Livre / "L'Apothicaire et l'Opéra des Gueux" de Deryn Lake
« L’Apothicaire et l’Opéra des Gueux »
de Deryn Lake
Collection Labyrinthes
Editions des Champs-Elysées
Traduit de l’anglais par Jacqueline Lenclut
Titre original : « Death at the Beggar’s Opera »
LCE Hachette Livre
1997 – 347 pages
Le roman de Deryn Lake plonge le lecteur dans le Londres animé du XVIIIème siècle, de ses théâtres et de sa vie artistique. Autour de l’œuvre « L’Opéra des Gueux » de John Gay, créé à Londres en 1728 au Royal Theatre à Inn Fields, se développe une intrigue complexe et prenante qui prend sa source dans la mort de Jasper Harcross, l’acteur principal de la pièce. Sur scène, la condamnation à mort de son personnage, trucage pour une pendaison factice, est trafiquée pour la transformer en une mort bien réelle, un crime de haute volée.

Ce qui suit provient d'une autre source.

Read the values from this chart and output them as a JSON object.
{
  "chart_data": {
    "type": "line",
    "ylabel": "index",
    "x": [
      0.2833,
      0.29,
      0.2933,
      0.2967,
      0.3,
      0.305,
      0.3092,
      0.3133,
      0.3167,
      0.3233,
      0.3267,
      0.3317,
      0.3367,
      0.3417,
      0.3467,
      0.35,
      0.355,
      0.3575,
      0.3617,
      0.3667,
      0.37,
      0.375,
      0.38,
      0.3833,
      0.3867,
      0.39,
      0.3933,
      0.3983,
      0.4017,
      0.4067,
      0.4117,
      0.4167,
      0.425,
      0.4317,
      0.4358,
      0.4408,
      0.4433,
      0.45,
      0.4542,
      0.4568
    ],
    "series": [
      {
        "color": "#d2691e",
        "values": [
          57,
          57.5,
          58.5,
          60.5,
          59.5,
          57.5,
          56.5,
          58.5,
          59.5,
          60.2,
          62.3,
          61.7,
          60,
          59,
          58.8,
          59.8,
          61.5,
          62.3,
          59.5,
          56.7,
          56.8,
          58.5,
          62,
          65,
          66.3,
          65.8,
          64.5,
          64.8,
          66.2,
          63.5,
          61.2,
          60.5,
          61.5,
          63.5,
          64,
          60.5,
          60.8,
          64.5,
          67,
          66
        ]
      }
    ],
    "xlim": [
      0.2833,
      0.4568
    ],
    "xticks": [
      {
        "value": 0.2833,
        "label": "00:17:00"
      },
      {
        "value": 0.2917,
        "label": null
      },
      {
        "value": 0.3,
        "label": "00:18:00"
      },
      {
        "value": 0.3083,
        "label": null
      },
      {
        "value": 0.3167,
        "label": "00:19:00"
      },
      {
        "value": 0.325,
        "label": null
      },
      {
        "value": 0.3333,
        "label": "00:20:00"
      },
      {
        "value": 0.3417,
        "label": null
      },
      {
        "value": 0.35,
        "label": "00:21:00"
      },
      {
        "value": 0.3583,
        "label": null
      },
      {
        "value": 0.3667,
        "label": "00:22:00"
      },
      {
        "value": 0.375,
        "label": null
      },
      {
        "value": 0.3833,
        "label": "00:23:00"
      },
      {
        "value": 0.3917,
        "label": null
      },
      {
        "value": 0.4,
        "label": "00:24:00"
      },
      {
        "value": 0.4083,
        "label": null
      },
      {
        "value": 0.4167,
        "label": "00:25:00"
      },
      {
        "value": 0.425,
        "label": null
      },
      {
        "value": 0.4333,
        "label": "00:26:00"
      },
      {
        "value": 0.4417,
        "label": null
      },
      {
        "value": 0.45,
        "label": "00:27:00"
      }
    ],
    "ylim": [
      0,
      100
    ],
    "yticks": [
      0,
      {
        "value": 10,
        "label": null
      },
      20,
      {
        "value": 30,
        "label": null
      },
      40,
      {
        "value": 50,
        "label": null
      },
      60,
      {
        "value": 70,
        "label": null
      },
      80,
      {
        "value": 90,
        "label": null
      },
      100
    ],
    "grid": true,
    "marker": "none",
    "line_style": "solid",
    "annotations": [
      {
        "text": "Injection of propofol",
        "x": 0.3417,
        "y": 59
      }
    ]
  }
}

Ce décès brutal est à la base d’une immersion dans les arcanes du monde artistique de cette époque avec ses héros, autant aimés que haïs, ses mystères, ses petitesses et ses bassesses, ses frasques, ses jeux de pouvoir et de domination.
John Rawlings, l’apothicaire au centre de cette enquête, a réellement existé, sans doute le premier inventeur d’une eau gazeuse bicarbonatée en Angleterre, l’ancêtre du soda d’aujourd’hui au milieu du XVIIIème siècle.
Deryn Lake, fascinée par son personnage, en a fait le héros de sa série littéraire dont il est le héros, une quinzaine de titres entre 1994 et 2013.
Dans le roman, John Rawlings est à la fois apothicaire, médecin et enquêteur pour le compte du Blind Beak, John Fielding, magistrat principal de la ville de Londres, aveugle mais cependant redouté et respecté.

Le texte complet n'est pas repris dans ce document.